DUBAI – Qahwa World

The European Union’s landmark Deforestation Regulation (EUDR) is driving corporate change across Europe, yet the coffee sector remains one of the weakest performers on key deforestation-risk indicators, according to the 2026 edition of the Forest 500 report released by UK-based environmental NGO Global Canopy.

Now in its 12th year, the annual Forest 500 assessment ranks 500 companies with the greatest influence over nine forest-risk commodities: beef, cocoa, coffee, leather, palm oil, pulp and paper, rubber, soy, and timber, using only publicly available information disclosed on company websites.

Global Canopy has publicly opposed further delays or simplifications to the EUDR. The Forest 500 initiative is supported by Climate Arc and the Norwegian Agency for Development Cooperation (Norad).

“While some battles have been won, this year’s Forest 500 data shows that the fight against deforestation is still being needlessly lost,” the report’s executive summary states. “The year 2025 was at the heart of high-profile corporate targets to end deforestation, but these have now been missed. As in previous years, too few companies are acting with enough urgency.”

Limited Progress Across Sectors

Just 68 of the 500 companies (14%) referenced the EUDR in their public deforestation-related disclosures. Traceability mechanisms showed improvement across eight of the nine commodities. However, the report describes the EUDR as arriving “in a delayed and diluted form” following the EU’s decision to postpone enforcement to December 30, 2026 for large and medium operators and traders, and June 30, 2027 for micro and small operators.

The regulation, adopted in 2023 and originally scheduled for late 2024 enforcement, aims to block deforestation-linked products from entering European supply chains.

Mixed Results for Coffee

The coffee sector delivered a mixed performance. The share of Forest 500 companies with a public deforestation-free commitment for coffee rose to 47% in 2025, up from 44% the year before. Public evidence of traceability systems also improved, climbing to 18% from 14%.

Yet on one of the report’s most concrete metrics, the percentage of companies publicly reporting that more than half their coffee volumes are deforestation- and conversion-free, coffee ranked near the bottom of all nine commodities at just 5%, down from 7% in 2024. Only leather scored lower, at 1%.

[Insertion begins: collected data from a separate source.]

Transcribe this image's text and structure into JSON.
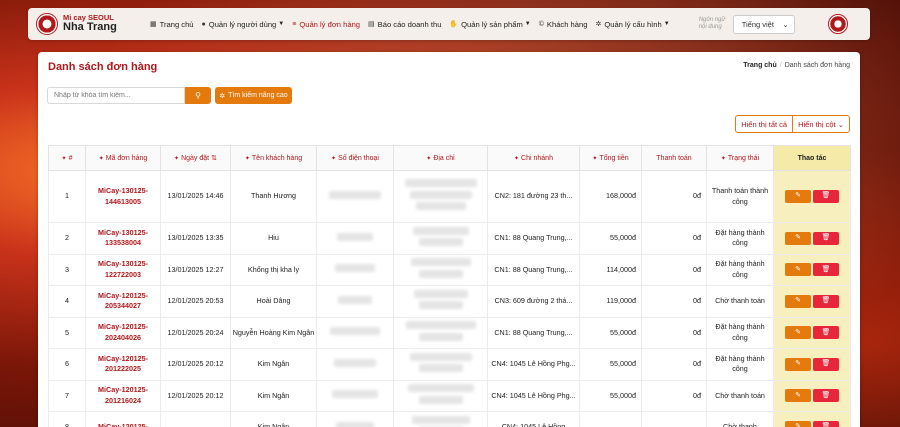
{
  "brand": {
    "line1": "Mi cay SEOUL",
    "line2": "Nha Trang"
  },
  "nav": {
    "items": [
      {
        "label": "Trang chủ",
        "icon": "dashboard-icon"
      },
      {
        "label": "Quản lý người dùng",
        "icon": "user-icon"
      },
      {
        "label": "Quản lý đơn hàng",
        "icon": "list-icon"
      },
      {
        "label": "Báo cáo doanh thu",
        "icon": "file-icon"
      },
      {
        "label": "Quản lý sản phẩm",
        "icon": "hand-icon"
      },
      {
        "label": "Khách hàng",
        "icon": "copyright-icon"
      },
      {
        "label": "Quản lý cấu hình",
        "icon": "gear-icon"
      }
    ],
    "lang_label": "Ngôn ngữ nội dung",
    "lang_value": "Tiếng việt"
  },
  "page": {
    "title": "Danh sách đơn hàng",
    "breadcrumb": [
      "Trang chủ",
      "Danh sách đơn hàng"
    ],
    "search_placeholder": "Nhập từ khóa tìm kiếm...",
    "adv_search": "Tìm kiếm nâng cao",
    "show_all": "Hiển thị tất cả",
    "show_cols": "Hiển thị cột"
  },
  "table": {
    "headers": [
      "#",
      "Mã đơn hàng",
      "Ngày đặt",
      "Tên khách hàng",
      "Số điện thoại",
      "Địa chỉ",
      "Chi nhánh",
      "Tổng tiền",
      "Thanh toán",
      "Trạng thái",
      "Thao tác"
    ],
    "rows": [
      {
        "no": "1",
        "code": "MiCay-130125-144613005",
        "date": "13/01/2025 14:46",
        "name": "Thanh Hương",
        "branch": "CN2: 181 đường 23 th...",
        "total": "168,000đ",
        "paid": "0đ",
        "status": "Thanh toán thành công"
      },
      {
        "no": "2",
        "code": "MiCay-130125-133538004",
        "date": "13/01/2025 13:35",
        "name": "Hiu",
        "branch": "CN1: 88 Quang Trung,...",
        "total": "55,000đ",
        "paid": "0đ",
        "status": "Đặt hàng thành công"
      },
      {
        "no": "3",
        "code": "MiCay-130125-122722003",
        "date": "13/01/2025 12:27",
        "name": "Khổng thị kha ly",
        "branch": "CN1: 88 Quang Trung,...",
        "total": "114,000đ",
        "paid": "0đ",
        "status": "Đặt hàng thành công"
      },
      {
        "no": "4",
        "code": "MiCay-120125-205344027",
        "date": "12/01/2025 20:53",
        "name": "Hoài Dâng",
        "branch": "CN3: 609 đường 2 thá...",
        "total": "119,000đ",
        "paid": "0đ",
        "status": "Chờ thanh toán"
      },
      {
        "no": "5",
        "code": "MiCay-120125-202404026",
        "date": "12/01/2025 20:24",
        "name": "Nguyễn Hoàng Kim Ngân",
        "branch": "CN1: 88 Quang Trung,...",
        "total": "55,000đ",
        "paid": "0đ",
        "status": "Đặt hàng thành công"
      },
      {
        "no": "6",
        "code": "MiCay-120125-201222025",
        "date": "12/01/2025 20:12",
        "name": "Kim Ngân",
        "branch": "CN4: 1045 Lê Hồng Phg...",
        "total": "55,000đ",
        "paid": "0đ",
        "status": "Đặt hàng thành công"
      },
      {
        "no": "7",
        "code": "MiCay-120125-201216024",
        "date": "12/01/2025 20:12",
        "name": "Kim Ngân",
        "branch": "CN4: 1045 Lê Hồng Phg...",
        "total": "55,000đ",
        "paid": "0đ",
        "status": "Chờ thanh toán"
      },
      {
        "no": "8",
        "code": "MiCay-120125-",
        "date": "",
        "name": "Kim Ngân",
        "branch": "CN4: 1045 Lê Hồng",
        "total": "",
        "paid": "",
        "status": "Chờ thanh"
      }
    ]
  },
  "colors": {
    "brand_red": "#b0181c",
    "accent_orange": "#e47a0c",
    "delete_red": "#e8263a",
    "action_col": "#f5eaa8"
  }
}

How Companies Are Scored and Categorized

Each company receives a percentage score: 25% based on the strength of its commitments and 75% on implementation, reporting, and verification.

The report groups companies into three categories:

  • Leaders: Strong commitments across all relevant commodities and significantly stronger implementation than peers.
  • Late Majority: Some intent to address deforestation, but only partial commitments and weak implementation progress.
  • Laggards: No zero-deforestation or conversion-free commitments at all.

Separately, the report identifies 14 companies that backtracked on deforestation action and 24 “persistent laggards” that have failed to publish any deforestation commitment since 2014.

Coffee Sector Standouts

Among coffee-relevant companies, Nestlé is the only Leader highlighted, scoring 71%. The company disclosed that at least 80% of its volumes in beef, coffee, palm oil, pulp and paper, and soy were deforestation- and conversion-free in 2025.

Italian firm FinLav appears in the Laggard category with a 23% score. Vietnamese coffee company Thang Loi Coffee Joint Stock Company is listed among the 14 backtrackers.

Several major roasters and buyers fall into the Late Majority: Starbucks (36%), JDE Peet’s (41%), Keurig Dr Pepper (26%), and JM Smucker (14%). On the trading side, scores include Louis Dreyfus (65%), Neumann Kaffee Gruppe (45%), Ecom Agroindustrial (38%), and Sucafina (36%).

Important Context

The Forest 500 captures only a slice of the global coffee industry and evaluates companies solely on what they publicly disclose on their own websites; it does not independently verify on-the-ground performance.

The full 2026 Forest 500 report is available at forest500.org.